Le lendemain, Pétrone achevait à peine de s’habiller dans l’unctorium, quand arriva Vinicius, convoqué par Teirésias. Le jeune tribun savait déjà que rien de nouveau n’avait été signalé aux portes; loin de s’en réjouir comme d’une certitude que Lygie était encore à Rome, cela l’inquiétait davantage. En effet, il pouvait supposer qu’Ursus avait fait sortir Lygie de la ville immédiatement après l’avoir enlevée et avant que les esclaves de Pétrone n’eussent été placés en surveillance aux portes. Il est vrai qu’en automne, lorsque les jours commençaient à raccourcir, on fermait ces portes d’assez bonne heure. Mais on les rouvrait pour les partants, qui étaient parfois assez nombreux. On pouvait aussi franchir les murs par d’autres voies bien connues surtout des esclaves qui voulaient s’enfuir de la ville.
Vinicius avait dépêché ses gens sur toutes les routes qui menaient en province et dans tous les postes de vigiles, avec l’ordre de donner aux chefs de ces gardes le signalement d’Ursus et de Lygie, esclaves fugitifs, et de promettre une récompense si on les arrêtait. Mais il était peu probable que cette poursuite les rejoignît; car, à supposer que cela eût lieu, les autorités locales se refuseraient sans doute à les arrêter sur un ordre privé de Vinicius, non contresigné par le préteur. Or, le temps avait manqué pour obtenir ce contreseing. Pendant toute la journée de la veille, vêtu en esclave, Vinicius avait cherché Lygie dans tous les coins de la ville et n’était parvenu à découvrir aucune trace, ni le moindre indice.
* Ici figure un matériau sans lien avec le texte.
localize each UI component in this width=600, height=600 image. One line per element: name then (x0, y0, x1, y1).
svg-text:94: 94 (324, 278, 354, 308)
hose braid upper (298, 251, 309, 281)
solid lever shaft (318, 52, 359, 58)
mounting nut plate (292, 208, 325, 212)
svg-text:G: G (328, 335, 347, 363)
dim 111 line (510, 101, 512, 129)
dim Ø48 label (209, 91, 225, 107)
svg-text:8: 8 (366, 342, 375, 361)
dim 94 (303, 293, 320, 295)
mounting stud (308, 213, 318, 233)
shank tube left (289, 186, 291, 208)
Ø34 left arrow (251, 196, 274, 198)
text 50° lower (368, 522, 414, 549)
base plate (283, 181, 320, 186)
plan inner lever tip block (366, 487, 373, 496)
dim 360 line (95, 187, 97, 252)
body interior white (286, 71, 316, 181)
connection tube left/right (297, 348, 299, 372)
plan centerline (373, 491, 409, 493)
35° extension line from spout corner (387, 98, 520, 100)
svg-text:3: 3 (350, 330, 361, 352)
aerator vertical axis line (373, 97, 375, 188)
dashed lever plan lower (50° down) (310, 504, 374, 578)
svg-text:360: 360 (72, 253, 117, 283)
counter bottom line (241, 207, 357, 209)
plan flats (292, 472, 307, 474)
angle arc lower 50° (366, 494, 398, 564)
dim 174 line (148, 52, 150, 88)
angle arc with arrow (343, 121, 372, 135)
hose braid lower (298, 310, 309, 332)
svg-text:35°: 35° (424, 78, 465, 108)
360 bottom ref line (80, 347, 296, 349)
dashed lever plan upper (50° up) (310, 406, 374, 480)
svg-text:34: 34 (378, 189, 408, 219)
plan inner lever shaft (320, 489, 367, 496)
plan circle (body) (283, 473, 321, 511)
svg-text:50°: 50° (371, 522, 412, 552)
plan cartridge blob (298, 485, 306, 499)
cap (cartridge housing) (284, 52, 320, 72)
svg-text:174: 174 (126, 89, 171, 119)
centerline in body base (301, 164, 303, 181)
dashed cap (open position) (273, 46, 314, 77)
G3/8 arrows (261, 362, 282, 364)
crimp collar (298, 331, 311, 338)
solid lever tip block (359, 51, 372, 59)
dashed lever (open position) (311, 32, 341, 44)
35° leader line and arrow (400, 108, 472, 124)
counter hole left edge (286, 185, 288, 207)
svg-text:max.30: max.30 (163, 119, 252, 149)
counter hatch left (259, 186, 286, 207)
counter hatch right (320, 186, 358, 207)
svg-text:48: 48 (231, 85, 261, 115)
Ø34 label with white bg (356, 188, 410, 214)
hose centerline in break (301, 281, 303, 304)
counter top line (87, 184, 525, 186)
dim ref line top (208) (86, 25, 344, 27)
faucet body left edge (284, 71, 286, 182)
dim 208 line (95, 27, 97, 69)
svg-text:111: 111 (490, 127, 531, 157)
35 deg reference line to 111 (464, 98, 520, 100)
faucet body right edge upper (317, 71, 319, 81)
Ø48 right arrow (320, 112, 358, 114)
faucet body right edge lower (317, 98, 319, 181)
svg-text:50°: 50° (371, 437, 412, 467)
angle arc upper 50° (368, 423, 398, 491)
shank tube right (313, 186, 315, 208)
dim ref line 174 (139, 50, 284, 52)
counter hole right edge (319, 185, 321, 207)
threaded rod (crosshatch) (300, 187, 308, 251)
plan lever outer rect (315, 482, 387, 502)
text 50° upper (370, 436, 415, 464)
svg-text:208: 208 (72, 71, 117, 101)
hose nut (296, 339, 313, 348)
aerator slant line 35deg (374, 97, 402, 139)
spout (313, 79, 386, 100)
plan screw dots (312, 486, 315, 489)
Il avait bien rencontré les esclaves d’Aulus; mais ils semblaient, eux aussi, chercher quelque chose, nouvelle preuve que les Aulus ignoraient ce qu’était devenue la jeune fille.
Dès qu’il avait été avisé par Teirésias qu’un homme se faisait fort de la retrouver, Vinicius était accouru chez Pétrone où, prenant à peine le temps de le saluer, il s’était mis à le questionner.
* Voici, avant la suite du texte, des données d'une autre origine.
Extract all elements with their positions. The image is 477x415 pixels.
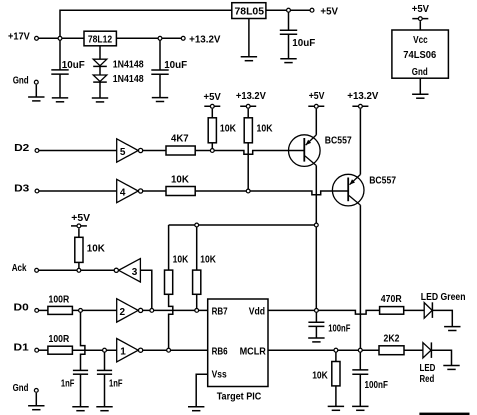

– Nous allons le voir dans un instant, – lui dit Pétrone. – C’est un ami d’Eunice; elle va venir plier ma toge et nous donnera sur cet homme de plus amples renseignements.
– C’est cette esclave que tu as voulu me donner hier?
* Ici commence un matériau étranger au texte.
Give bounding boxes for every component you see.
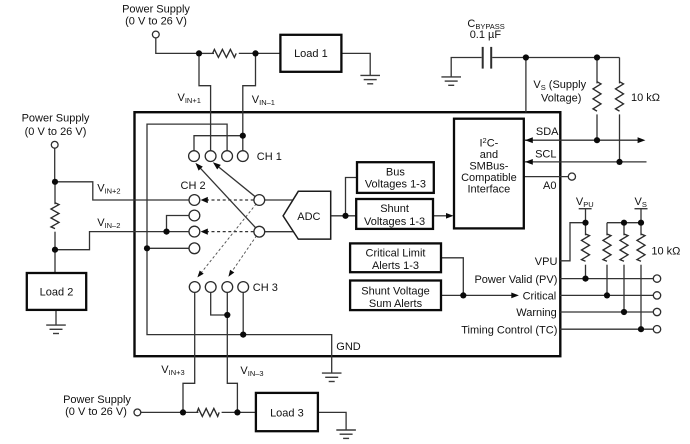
svg-text:I2C-: I2C-: [479, 136, 498, 150]
wire: Critical pin external line: [560, 294, 653, 296]
wire: CH2 pin 4 to internal bus: [147, 247, 189, 249]
wire: A0 pin line to terminal: [524, 176, 568, 178]
arrowhead: mux to CH1 pin 2: [213, 162, 221, 169]
arrowhead: SDA bus right: [638, 137, 646, 143]
wire: VIN+1 from R1 left node into IC to CH1 pin 2: [199, 53, 211, 151]
wire: Critical Limit Alerts output jog: [441, 258, 463, 296]
terminal: Timing Control output: [653, 326, 660, 333]
arrowhead: mux to CH1 pin 1: [195, 163, 202, 171]
svg-text:Interface: Interface: [467, 183, 510, 195]
mux input circles: [254, 195, 265, 238]
svg-text:10 kΩ: 10 kΩ: [631, 92, 660, 104]
arrowhead: mux to CH3 pin 3 (thin): [228, 270, 234, 277]
supply bar VPU: [579, 208, 592, 210]
wire: R2 top lead: [54, 182, 56, 204]
wire: CH3 pin 2 jog: [211, 292, 228, 315]
svg-text:GND: GND: [336, 341, 361, 353]
wire: VPU pin jog to pull-up rail: [560, 223, 586, 261]
wire: VIN-1 from R1 right node into IC to CH1 pin 4: [243, 53, 256, 151]
resistor R2 (shunt, channel 2, vertical): [51, 203, 59, 229]
wire: R3 right lead to Load 3: [222, 411, 257, 413]
wire: RQ1 top lead: [585, 223, 587, 236]
terminal: power supply 1: [152, 31, 159, 38]
svg-text:Load 2: Load 2: [40, 286, 74, 298]
wire: power supply 1 to shunt resistor R1: [156, 38, 199, 54]
wire: Load 3 to ground: [318, 412, 346, 430]
wire: RP1 bottom lead to SDA: [596, 114, 598, 140]
terminal: Warning output: [653, 308, 660, 315]
box: Critical Limit Alerts 1-3: [350, 243, 441, 272]
wire: Timing Control (TC) external line: [560, 328, 653, 330]
resistor RQ1 (10 kOhm, PV pull-up): [582, 234, 590, 261]
wire: CH3 pin 4 to GND bus: [242, 292, 244, 335]
wire: bypass capacitor left plate to ground: [451, 58, 481, 77]
mux select arrow: thin dashed diagonal to CH3 pin 1: [202, 200, 260, 272]
svg-text:Timing Control (TC): Timing Control (TC): [461, 324, 557, 336]
terminal: power supply 2: [51, 141, 58, 148]
svg-text:Warning: Warning: [516, 307, 557, 319]
wire: RQ2 bottom lead: [606, 265, 608, 296]
wire: VIN+2 jog into IC to CH2 pin 1: [55, 182, 189, 200]
wire: VPU bar stem: [585, 209, 587, 223]
wire: internal bus vertical, top loop to CH1 pin 3: [147, 124, 227, 248]
ADC block (pentagon): [283, 191, 331, 239]
arrowhead: mux to CH3 pin 1 (thin): [197, 271, 203, 278]
svg-text:10 kΩ: 10 kΩ: [651, 245, 680, 257]
svg-text:Load 1: Load 1: [294, 48, 328, 60]
svg-text:VPU: VPU: [535, 256, 558, 268]
mux select arrow: dashed to CH2 pin 1: [207, 199, 259, 201]
svg-text:(0 V to 26 V): (0 V to 26 V): [65, 406, 127, 418]
wire: RQ2 top lead: [606, 223, 608, 236]
CH2 pin circles: [189, 195, 200, 254]
mux select arrow: thin dashed diagonal to CH3 pin 3: [232, 232, 259, 271]
wire: supply 2 node down to Load 2: [54, 250, 56, 274]
svg-text:(0 V to 26 V): (0 V to 26 V): [25, 126, 87, 138]
wire: pull-up resistor RP1 top lead: [596, 58, 598, 84]
resistor RP2 (10 kOhm pull-up, SCL): [616, 82, 624, 111]
svg-text:SCL: SCL: [535, 148, 556, 160]
svg-text:Power Supply: Power Supply: [22, 112, 90, 124]
resistor RQ4 (10 kOhm, TC pull-up): [637, 234, 645, 261]
svg-text:Power Supply: Power Supply: [63, 394, 131, 406]
svg-text:Alerts 1-3: Alerts 1-3: [372, 260, 419, 272]
wire: RQ4 bottom lead: [640, 265, 642, 330]
svg-text:Voltages 1-3: Voltages 1-3: [365, 179, 426, 191]
svg-text:A0: A0: [543, 180, 556, 192]
supply bar VS (right): [635, 208, 648, 210]
wire: Shunt Voltage Sum Alerts output to Critical arrow: [441, 294, 512, 296]
mux select arrow: dashed to CH2 pin 3: [207, 231, 259, 233]
svg-text:CH 1: CH 1: [257, 151, 282, 163]
ground: Load 3: [336, 430, 356, 438]
capacitor CBYPASS plates: [483, 47, 492, 69]
wire: Power Valid (PV) external line: [560, 278, 653, 280]
wire: RQ3 top lead: [623, 223, 625, 236]
wire: mux output 2 to ADC: [259, 231, 296, 233]
wire: R1 right lead to Load 1: [239, 52, 282, 54]
box: Load 1: [280, 35, 341, 72]
svg-text:Voltages 1-3: Voltages 1-3: [364, 216, 425, 228]
wire: RQ1 bottom lead: [585, 265, 587, 279]
svg-text:Critical: Critical: [523, 291, 557, 303]
box: Shunt Voltages 1-3: [356, 199, 433, 229]
wire: Load 2 to ground: [55, 310, 57, 325]
wire: SDA bus line: [525, 139, 639, 141]
wire: power supply 3 to shunt R3: [141, 411, 199, 413]
box: Bus Voltages 1-3: [357, 162, 434, 193]
wire: Warning external line: [560, 311, 653, 313]
terminal: Critical output: [653, 292, 660, 299]
arrowhead: mux to CH2 pin 1: [201, 197, 208, 203]
wire: RP2 bottom lead to SCL: [619, 114, 621, 161]
CH3 pin circles: [189, 282, 248, 293]
svg-text:Power Supply: Power Supply: [122, 3, 190, 15]
arrowhead: Shunt Voltages into I2C block: [446, 213, 454, 219]
svg-text:Shunt Voltage: Shunt Voltage: [361, 285, 430, 297]
wire: internal bus down to GND pin: [147, 248, 332, 373]
wire: mux output 1 to ADC: [259, 199, 296, 201]
mux select arrow: solid to CH1 pin 1: [201, 169, 260, 232]
box: Shunt Voltage Sum Alerts: [350, 281, 441, 311]
CH1 pin circles: [189, 151, 249, 162]
wire: power supply 2 down to VIN+2 node: [54, 148, 56, 182]
arrowhead: SDA into I2C block: [525, 137, 533, 143]
box: I2C and SMBus Compatible Interface: [454, 119, 524, 229]
svg-text:Bus: Bus: [386, 166, 405, 178]
terminal: power supply 3: [134, 409, 141, 416]
wire: CH3 pin 1 down out of IC, VIN+3: [183, 292, 195, 412]
mux select arrow: solid to CH1 pin 2: [219, 167, 259, 200]
svg-text:Sum Alerts: Sum Alerts: [369, 298, 423, 310]
svg-text:(0 V to 26 V): (0 V to 26 V): [125, 15, 187, 27]
box: Load 3: [256, 393, 318, 431]
wire: VS supply drop into IC top (VS pin): [525, 58, 527, 113]
arrowhead: SCL into I2C block: [525, 159, 533, 165]
wire: VIN-2 jog into IC to CH2 pin 3: [55, 232, 189, 250]
wire: pull-up resistor RP2 top lead: [619, 58, 621, 84]
ground: Load 2: [46, 325, 66, 333]
svg-text:ADC: ADC: [297, 211, 320, 223]
resistor RP1 (10 kOhm pull-up, SDA): [593, 82, 601, 111]
wire: R2 bottom lead: [54, 232, 56, 250]
wire: CH3 pin 3 down out of IC, VIN-3: [227, 292, 237, 412]
wire: RQ3 bottom lead: [623, 265, 625, 312]
terminal: Power Valid output: [653, 275, 660, 282]
wire: RQ4 top lead: [640, 223, 642, 236]
arrowhead: Critical signal: [511, 293, 519, 299]
terminal: A0: [568, 173, 575, 180]
svg-text:CH 2: CH 2: [181, 180, 206, 192]
wire: branch up to Bus Voltages block: [346, 178, 360, 216]
svg-text:Load 3: Load 3: [270, 407, 304, 419]
svg-text:Voltage): Voltage): [541, 92, 581, 104]
resistor R3 (shunt, channel 3): [197, 408, 219, 416]
arrowhead: mux to CH2 pin 3: [201, 229, 208, 235]
ground: GND pin below IC: [322, 373, 342, 381]
ground: bypass capacitor: [441, 77, 461, 85]
wire: VS bar stem and rail: [607, 209, 641, 223]
wire: VIN-1 branch to CH1 pin 1: [194, 136, 243, 152]
svg-text:Power Valid (PV): Power Valid (PV): [474, 274, 557, 286]
svg-text:SDA: SDA: [536, 126, 559, 138]
IC U1 outline (INA3221 main block): [135, 112, 561, 356]
wire: SCL bus line: [525, 161, 647, 163]
wire: ADC output to measurement blocks: [320, 215, 357, 217]
wire: Load 1 to ground: [341, 53, 370, 75]
resistor R1 (shunt, channel 1): [213, 49, 237, 57]
svg-text:Critical Limit: Critical Limit: [366, 248, 426, 260]
wire: R1 left lead: [199, 52, 214, 54]
box: Load 2: [27, 273, 86, 310]
svg-text:Compatible: Compatible: [461, 172, 517, 184]
svg-text:and: and: [480, 149, 498, 161]
wire: capacitor right plate to VS node and pull-up rail: [492, 57, 619, 59]
wire: CH2 pin 2 jog to VIN-2 line: [167, 216, 190, 232]
ground: Load 1: [360, 75, 380, 83]
svg-text:CH 3: CH 3: [253, 282, 278, 294]
wire: Shunt Voltages block to I2C interface: [433, 215, 447, 217]
resistor RQ3 (10 kOhm, Warning pull-up): [620, 234, 628, 261]
resistor RQ2 (10 kOhm, Critical pull-up): [603, 234, 611, 261]
svg-text:Shunt: Shunt: [380, 203, 409, 215]
svg-text:SMBus-: SMBus-: [469, 161, 508, 173]
svg-text:0.1 µF: 0.1 µF: [470, 29, 502, 41]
– Et que tu as refusée, ce dont je te remercie d’ailleurs, car c’est la meilleure vestiplice qui soit à Rome.
Il avait à peine fini de parler que la vestiplice entra, prit une toge posée sur un fauteuil incrusté d’ivoire et la déplia pour la mettre aux épaules de Pétrone. Son doux visage était radieux et la joie brillait dans ses yeux.
Pétrone la regarda et elle lui parut fort belle. La toge mise en place, Eunice la drapa; tandis qu’elle se baissait pour en arranger les plis, il put constater que ses bras étaient d’une merveilleuse carnation rose pâle, que sa gorge et ses épaules avaient un reflet transparent de nacre et d’albâtre.
– Eunice, – dit-il, – l’homme dont tu as parlé hier à Teirésias est-il là?
– Oui, seigneur.
– Comment le nomme-t-on?
– Chilon Chilonidès, seigneur.
– Qu’est-il?
– C’est un médecin, un sage et un diseur de bonne aventure, qui sait lire dans la destinée des hommes et prédire.
– Et il t’a dit l’avenir, à toi aussi?
Eunice rougit jusqu’à ses oreilles et son cou.
– Oui, seigneur.
– Et que t’a-t-il prédit?
– Qu’une souffrance et un bonheur m’attendaient.
– La souffrance t’est venue par la main de Teirésias; la prédiction du bonheur doit également se réaliser.
– Elle s’est déjà réalisée, seigneur.
– Comment?
Elle murmura:
– Je suis restée.
Pétrone posa sa main sur la blonde tête d’Eunice.
– Tu as bien disposé les plis aujourd’hui, et je suis content de toi, Eunice.